I think they're all valid. It was just something that Neal did, that you could read into any way you liked. This seems to be the teaching method that catches on the fastest and endures the longest. Action-- praxis-- was Neal's real legacy. He didn't really write much down, but yet he was absolutely inspirational for two separate cultural movements, because of what and who he was, and what he did. He was an unassailable fact in the vivacity of his existence, and people latched on to it, and read from it, and formulated what they needed from it. This holds true today. You can read messages, I am almost completely convinced, in the patterns of clouds, in the conversations of strangers, in the patterns of rubbish on the street-- if you want to. Any goddamn thing we encounter has a message, a story, and a lesson. Our existence is a book of greatest subtlety with, I would imagine, roughly six billion different interpretations, and more being added all the time.

Saturday, October 3, 2009

Ambient Music


I recorded a new thing today. I decided my guitar had ghosts and voices in it that needed to come out. So I shook it awake, and this is what it sang:


This is me being completely honest for 3 minutes 4 seconds.

Organic Systems

Constructed space vs. natural space.

In a completely organic environment, chaos is more readily accepted and incorporated. You can go completely berserk in a grassy field and not have much of an effect. But if you go completely berserk in an office building you can do much more "damage".
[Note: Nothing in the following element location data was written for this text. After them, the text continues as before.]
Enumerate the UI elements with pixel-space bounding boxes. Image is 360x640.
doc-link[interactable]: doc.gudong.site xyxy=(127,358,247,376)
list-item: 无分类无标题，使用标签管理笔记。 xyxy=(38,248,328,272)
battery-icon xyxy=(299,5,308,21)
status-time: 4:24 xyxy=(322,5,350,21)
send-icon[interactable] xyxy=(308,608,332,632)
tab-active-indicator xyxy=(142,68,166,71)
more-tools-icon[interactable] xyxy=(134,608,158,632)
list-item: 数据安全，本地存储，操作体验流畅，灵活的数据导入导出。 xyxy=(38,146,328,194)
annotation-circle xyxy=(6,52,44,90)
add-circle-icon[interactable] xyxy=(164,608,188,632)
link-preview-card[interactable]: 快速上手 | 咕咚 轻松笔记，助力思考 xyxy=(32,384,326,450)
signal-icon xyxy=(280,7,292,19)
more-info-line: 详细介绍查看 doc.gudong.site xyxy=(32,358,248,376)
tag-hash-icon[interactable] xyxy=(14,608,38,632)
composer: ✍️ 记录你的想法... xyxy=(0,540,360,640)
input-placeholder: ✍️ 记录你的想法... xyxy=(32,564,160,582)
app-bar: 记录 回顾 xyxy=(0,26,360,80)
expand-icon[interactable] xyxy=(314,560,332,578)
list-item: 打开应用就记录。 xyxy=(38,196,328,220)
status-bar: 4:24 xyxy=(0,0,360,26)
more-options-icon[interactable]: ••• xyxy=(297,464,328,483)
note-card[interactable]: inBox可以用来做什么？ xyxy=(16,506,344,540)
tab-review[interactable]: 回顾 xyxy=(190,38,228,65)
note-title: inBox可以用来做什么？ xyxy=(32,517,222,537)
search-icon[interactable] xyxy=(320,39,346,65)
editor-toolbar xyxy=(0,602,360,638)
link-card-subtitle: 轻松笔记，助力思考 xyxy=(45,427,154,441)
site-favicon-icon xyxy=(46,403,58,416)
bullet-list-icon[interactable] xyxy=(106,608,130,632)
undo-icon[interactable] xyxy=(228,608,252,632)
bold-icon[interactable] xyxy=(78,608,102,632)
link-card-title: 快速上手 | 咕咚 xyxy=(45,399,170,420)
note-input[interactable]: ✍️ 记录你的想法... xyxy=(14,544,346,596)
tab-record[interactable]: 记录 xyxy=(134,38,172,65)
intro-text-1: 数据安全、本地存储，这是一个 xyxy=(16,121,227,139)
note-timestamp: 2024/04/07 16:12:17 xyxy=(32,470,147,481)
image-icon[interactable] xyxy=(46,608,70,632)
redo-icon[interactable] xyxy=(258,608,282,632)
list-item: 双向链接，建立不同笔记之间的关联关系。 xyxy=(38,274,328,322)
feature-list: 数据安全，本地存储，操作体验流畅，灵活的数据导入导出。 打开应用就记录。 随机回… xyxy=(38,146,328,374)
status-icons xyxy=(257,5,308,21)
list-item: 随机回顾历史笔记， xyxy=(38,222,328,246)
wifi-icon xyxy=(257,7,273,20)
Organic systems aren't so much defined by this "working"/"not-working" dichotomy. A piece of technology is sleek, hard-edged. Binary. It either works or it doesn't. If it doesn't work, the problem is located, isolated, and deleted.

...It occurs to me that perhaps our computer systems and so forth are merely the first step towards the creation of an organic system. A forest seems like a good example of an organic system. Huge, consisting of many smaller entities (almost holographic, in that each part is a reflection of the whole, or stands for the whole: synecdoche), with multiple redundancies.

Now, that's the part that I think ties the two different worlds together. Remember that phrase I put here earlier, "graceful degeneracy"? It's the idea that if some parts fail, the system will continue. Likewise, one tree can fall, no big deal for the entire forest. It's the idea of having a system that is large enough, soft enough around the edges, that a part of it can fail or be excised, and the rest will simply adapt.

I wonder-- is the creation of artificial material part of "nature"? It must be, since even the most unusual plastics or polymers are merely rearrangements of pre-existing material. So really, downtown Manhattan is a "natural" phenomenon... perhaps more frightening is the idea of "sterility", absence of life. We are, as we know, host to legions of bacteria and various little harmless organisms. So maybe, when we contemplate the vaguely horrifying "lifeless" feel of a cubicle or a Wal-Mart, it's the millions of tiny cries of protest coming from these animalcules in our intestines.